Una tarde cualquiera en un café cualquiera. De unas treinta personas distribuidas en las mesas, sólo cinco parecen estar solas y el resto se acompaña con alguien más: parejas, sobre todo, grupos de tres, alguno de cuatro. Cuento a veintitrés que tienen una pantalla delante: celulares, sobre todo, pero también computadoras y una tableta. Las otras siete personas (entre las que me incluyo: estas cuentas voy anotándolas en mi cuaderno) no estamos con la mirada puesta en un aparato, pero al menos tres tenemos el aparato a la vista. Yo he dejado el celular sobre la mesa, junto a mi café, más que para tenerlo a la mano, para estar yo a su alcance por si suena: estoy quedándome sordo, y si lo guardo en mi bolsillo o en la mochila ya sé que no voy a oírlo. Los cuatro últimos individuos, que no tienen ningún «dispositivo», ni encendido ni en reposo, son un niño pequeño, una señora mayor, un hombre de edad indefinible (y que está solo y no parece estar tomando nada, como si solamente hubiera pasado por aquí y hubiera decidido entrar y sentarse a una mesa sin consumir) y el que posiblemente sea el novio de la muchacha que está junto a él, absorta en su celular (él, el novio, se queda viendo hacia el frente, sin objeto, extraviado o melancólico o harto, es difícil decidirlo). La señora mayor se pasa de pronto al primer grupo: saca el teléfono de su bolso y se pone a leer un mensaje.

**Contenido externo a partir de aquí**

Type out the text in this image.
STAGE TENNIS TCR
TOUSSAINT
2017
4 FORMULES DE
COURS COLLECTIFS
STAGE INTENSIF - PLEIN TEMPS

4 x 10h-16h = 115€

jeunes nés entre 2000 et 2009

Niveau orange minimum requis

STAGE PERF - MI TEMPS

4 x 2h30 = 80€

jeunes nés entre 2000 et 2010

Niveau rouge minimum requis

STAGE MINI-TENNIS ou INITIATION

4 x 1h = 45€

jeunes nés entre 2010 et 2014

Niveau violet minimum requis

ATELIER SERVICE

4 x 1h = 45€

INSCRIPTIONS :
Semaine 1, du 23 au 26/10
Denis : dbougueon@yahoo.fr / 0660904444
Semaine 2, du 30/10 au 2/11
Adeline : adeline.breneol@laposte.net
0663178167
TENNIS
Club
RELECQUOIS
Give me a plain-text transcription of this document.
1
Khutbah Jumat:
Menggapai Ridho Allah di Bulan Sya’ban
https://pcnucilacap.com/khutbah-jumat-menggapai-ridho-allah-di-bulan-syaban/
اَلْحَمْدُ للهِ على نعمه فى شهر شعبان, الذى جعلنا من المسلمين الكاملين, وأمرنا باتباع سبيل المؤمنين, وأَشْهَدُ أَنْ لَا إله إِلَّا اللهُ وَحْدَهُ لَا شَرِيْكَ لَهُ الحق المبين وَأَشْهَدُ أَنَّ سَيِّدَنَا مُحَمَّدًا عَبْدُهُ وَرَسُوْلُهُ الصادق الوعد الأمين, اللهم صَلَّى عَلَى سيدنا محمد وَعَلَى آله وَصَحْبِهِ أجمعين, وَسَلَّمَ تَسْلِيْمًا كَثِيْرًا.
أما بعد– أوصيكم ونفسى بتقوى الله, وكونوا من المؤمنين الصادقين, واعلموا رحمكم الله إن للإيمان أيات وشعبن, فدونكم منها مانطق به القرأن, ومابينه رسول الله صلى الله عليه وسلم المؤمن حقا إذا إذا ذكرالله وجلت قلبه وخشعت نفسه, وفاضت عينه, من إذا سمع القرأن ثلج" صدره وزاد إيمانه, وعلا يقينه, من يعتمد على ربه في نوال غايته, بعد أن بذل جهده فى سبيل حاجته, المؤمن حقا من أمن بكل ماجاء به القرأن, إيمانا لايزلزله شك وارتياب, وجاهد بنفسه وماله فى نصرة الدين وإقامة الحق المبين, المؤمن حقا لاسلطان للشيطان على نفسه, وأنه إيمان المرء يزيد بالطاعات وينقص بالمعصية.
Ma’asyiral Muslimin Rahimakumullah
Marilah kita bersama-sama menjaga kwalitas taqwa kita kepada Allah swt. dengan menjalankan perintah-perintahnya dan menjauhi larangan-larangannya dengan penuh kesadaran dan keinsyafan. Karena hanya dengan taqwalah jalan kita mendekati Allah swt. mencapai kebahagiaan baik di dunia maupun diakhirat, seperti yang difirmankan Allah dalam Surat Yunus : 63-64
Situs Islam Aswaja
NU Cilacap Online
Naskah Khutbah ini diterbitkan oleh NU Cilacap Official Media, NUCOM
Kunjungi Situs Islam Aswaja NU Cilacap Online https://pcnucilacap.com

       En Sale el espectro, una de las últimas novelas de Philip Roth (2007), Nathan Zuckerman, el protagonista, regresa a la ciudad de Nueva York después de diez años de haberse retirado a una vida de aislamiento y desconexión en el campo (y vuelve únicamente debido a la necesidad de someterse a un procedimiento médico): «había dejado de habitar no sólo el gran mundo, sino también el momento presente. Mucho tiempo atrás había aniquilado el impulso de estar en él y formar parte de él». Y lo que más lo sorprende en ese reingreso es la proliferación de personas que van por las calles hablando por sus celulares. «Recordaba una Nueva York donde las únicas personas que iban por Broadway hablando al parecer consigo mismas estaban locas». Hay, claro, una diferencia enorme entre aquel paisaje atestado de conversaciones y el de hoy, en el que las personas que hablan con alguien por celular son minoría respecto a las que se ensimisman en silencio en la pantalla, o bien se encapsulan aún más radicalmente mediante el uso de audífonos. El desconcierto del personaje de Roth es causado por el hecho de que, de pronto, haya esa urgencia de comunicarse: «¿Qué había sucedido en aquellos diez años para que de repente hubiera tanto que decir, hubiera tanto tan apremiante que no pudiera esperar para ser dicho?». 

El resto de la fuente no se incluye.